Wir sind nicht sicher, ob eine Diversifikation der beste Weg zum Vermögensschutz darstellt. Das FCO ist vielmehr der Meinung, dass Diversifikation gut funktioniert, wenn wir sie nicht brauchen, jedoch nicht funktioniert, wenn wir sie brauchen würden. Diversifikation ist daher mehr ein klassisches Herdenverhalten. Wenn man diversifiziert ist, verliert man in Krisenzeiten zusammen mit der Masse. Die Verluste fühlen sich dann nicht so schlimm an, so die allgemeine Wahrnehmung. Man könnte argumentieren, dass es im Falle, wenn es zum Schlimmsten käme, besser wäre, in defensive Aktien und Dividendenaktien zu investieren. Interessanterweise scheint gerade dies momentan abzulaufen. Anleger drängen im grossen Stile in die genannten Bereiche.
Ihr Modell kann nach eigenen Aussagen die Wahrscheinlichkeit eines Platzens einer Blase im Voraus und mit erstaunlicher Genauigkeit prognostizieren. Gibt es Pläne für eine Umsetzung in die Praxis, bspw. in Form eines FCO-Anlagefonds, der allen Anlegern zugänglich wäre?
Die Finanzwelt ist dank ihrer Datenvielfalt ein ideales Analysefeld für die Blasenforschung. Welche Themen ausserhalb der Finanzwelt sind für Sie von besonderem Interesse?
Interessanterweise wird die aufgeworfene Frage das Thema eines am 26. März stattfindenden Workshops sein mit dem Titel «Financial, Technological, Social and Political Bubbles», organisiert vom Vorsitzenden der Entrepreneurial Risks der ETH zusammen mit Axpo Trading. Wir haben den Begriff «Social Bubble» geprägt, um gesellschaftliche Bemühungen zu identifizieren und um anzudeuten, dass bedeutende Projekte oft über einen «Social Bubble»-Mechanismus ablaufen.

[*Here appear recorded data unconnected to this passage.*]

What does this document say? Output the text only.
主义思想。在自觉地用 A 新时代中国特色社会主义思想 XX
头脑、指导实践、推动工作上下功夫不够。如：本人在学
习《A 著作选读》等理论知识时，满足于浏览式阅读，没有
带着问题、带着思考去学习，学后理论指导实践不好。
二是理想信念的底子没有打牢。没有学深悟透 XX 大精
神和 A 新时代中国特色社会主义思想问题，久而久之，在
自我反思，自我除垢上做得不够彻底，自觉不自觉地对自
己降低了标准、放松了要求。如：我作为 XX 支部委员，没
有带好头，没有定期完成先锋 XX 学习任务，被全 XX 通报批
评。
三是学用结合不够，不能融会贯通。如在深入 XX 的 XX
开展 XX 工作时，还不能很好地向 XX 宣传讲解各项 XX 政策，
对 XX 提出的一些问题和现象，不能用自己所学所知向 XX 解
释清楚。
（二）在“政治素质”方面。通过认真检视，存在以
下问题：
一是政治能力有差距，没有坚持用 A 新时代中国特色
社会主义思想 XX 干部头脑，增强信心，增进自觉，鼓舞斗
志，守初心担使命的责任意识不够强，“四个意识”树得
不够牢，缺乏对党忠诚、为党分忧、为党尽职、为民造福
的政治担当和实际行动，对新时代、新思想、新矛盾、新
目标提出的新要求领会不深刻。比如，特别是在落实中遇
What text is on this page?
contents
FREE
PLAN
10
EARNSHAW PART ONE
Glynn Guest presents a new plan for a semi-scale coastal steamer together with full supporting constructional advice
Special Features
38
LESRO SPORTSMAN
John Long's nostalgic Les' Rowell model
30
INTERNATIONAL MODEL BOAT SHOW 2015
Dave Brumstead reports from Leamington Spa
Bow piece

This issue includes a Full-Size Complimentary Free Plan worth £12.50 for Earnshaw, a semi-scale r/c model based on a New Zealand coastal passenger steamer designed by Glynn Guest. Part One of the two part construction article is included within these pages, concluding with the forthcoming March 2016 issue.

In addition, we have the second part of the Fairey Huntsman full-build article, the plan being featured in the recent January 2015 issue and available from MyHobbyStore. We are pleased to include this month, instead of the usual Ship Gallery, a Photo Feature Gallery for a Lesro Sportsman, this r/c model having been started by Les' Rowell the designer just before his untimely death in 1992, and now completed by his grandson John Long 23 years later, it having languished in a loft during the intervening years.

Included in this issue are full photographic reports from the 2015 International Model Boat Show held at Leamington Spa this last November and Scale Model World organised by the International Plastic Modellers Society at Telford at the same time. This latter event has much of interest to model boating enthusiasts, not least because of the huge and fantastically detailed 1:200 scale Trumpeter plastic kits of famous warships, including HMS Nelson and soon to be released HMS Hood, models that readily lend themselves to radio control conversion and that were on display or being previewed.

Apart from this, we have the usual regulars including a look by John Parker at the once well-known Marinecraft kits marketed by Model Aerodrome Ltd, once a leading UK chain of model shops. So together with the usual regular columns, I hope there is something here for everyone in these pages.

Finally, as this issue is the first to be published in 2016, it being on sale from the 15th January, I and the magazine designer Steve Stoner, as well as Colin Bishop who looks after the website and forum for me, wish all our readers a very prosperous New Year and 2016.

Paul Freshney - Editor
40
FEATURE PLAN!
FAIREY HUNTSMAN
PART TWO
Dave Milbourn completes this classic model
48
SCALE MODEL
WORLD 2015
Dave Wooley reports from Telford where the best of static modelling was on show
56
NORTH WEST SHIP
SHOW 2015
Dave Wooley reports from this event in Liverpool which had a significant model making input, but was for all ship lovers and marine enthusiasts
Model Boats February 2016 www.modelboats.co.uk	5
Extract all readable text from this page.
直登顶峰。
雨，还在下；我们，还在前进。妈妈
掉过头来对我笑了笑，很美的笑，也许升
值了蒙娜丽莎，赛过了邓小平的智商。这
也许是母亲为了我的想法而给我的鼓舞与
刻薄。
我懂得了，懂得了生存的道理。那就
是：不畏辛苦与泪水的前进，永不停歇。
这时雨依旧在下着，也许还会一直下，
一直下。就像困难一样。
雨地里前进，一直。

Blasen können auch als kollektiver Überschwang definiert werden. Sie sind eigentlich nicht per se schlecht, ganz im Gegenteil. Es scheint, dass Blasen ein notwendiger Prozess sind, um ein allgemeines Risikoverhalten zu fördern. Sie bilden ein wünschbares Gegengewicht zur Neigung des etablierten Kapitals und der Gesellschaft, die darin besteht, Risiken zu vermeiden.